The Office of Historic Preservation of the California Department of Parks and Recreation designated the first location of the Giant Powder Company in Glen Canyon as California Historical Landmark Number 1002 in May 1991. The description can be viewed here (scroll down to No. 1002). Newspaper accounts of the November 1869 explosion note the location to be “… near the base of a large hill …” and “… near the old county road to San Jose …” (now Interstate 280) and “… nearly half way between St. Maryʼs College and the Industrial School,” (now St. Maryʼs Park off Mission Street and City College, respectively). In History of the Explosives Industry in America, first published in 1927, the location of the factory is narrowed to the location of the current Glen Park recreation center and playground, “… in the Park Terrace section west of Burnside Avenue between Chenery Street and Bosworth Street …,” a description that would place it in the baseball field. A grainy photograph that accompanies this proposed location makes it impossible to decipher its true location. However, the authors purport the location is substantiated by a May 1927 letter from F.W. Wallace of San Francisco, who had made several trips to the factory in his youth.

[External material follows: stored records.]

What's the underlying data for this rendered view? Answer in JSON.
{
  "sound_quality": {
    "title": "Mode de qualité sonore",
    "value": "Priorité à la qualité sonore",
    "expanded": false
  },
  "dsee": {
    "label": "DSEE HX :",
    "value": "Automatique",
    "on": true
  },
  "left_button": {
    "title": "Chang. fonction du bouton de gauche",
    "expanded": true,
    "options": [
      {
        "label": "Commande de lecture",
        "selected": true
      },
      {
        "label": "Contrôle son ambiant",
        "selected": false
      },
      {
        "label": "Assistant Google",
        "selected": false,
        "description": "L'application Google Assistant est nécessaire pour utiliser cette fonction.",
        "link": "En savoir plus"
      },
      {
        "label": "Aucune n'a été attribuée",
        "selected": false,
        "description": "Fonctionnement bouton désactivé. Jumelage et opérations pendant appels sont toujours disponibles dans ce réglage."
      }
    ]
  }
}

A recent episode of “Eye on the Bay” (CBS5) noted the plaque for the landmark could not be located. While permission was granted by the San Francisco Landmarks Preservation Advisory Board to allow the nomination of City property as a landmark in January 1991, a concerted effort was never undertaken to place a plaque at the physical location. According to the State Office of Historic Preservation (as of May 2006), an official plaque could be placed at the site for $2,875 plus tax and a $100 freight charge. It is not clear what is included besides the plaque, including installation, and whether it includes signage directing passersby to the area. It also not does include the cost of plaque maintenance.
Our cultural values have changed dramatically in the past 140 years and we generally now want to protect rather than tame nature. It is clear how the inventions of Alfred Nobel and the accumulation of wealth that ensued established the most prestigious award in the world—the Nobel Prize. However, given the nature of the history of dynamite, some residents may consider the local association our own “inconvenient truth.” Community discussion is warranted and, in the end, the residents of Glen Park should be responsible for the decision of whether placement of a plaque is appropriate.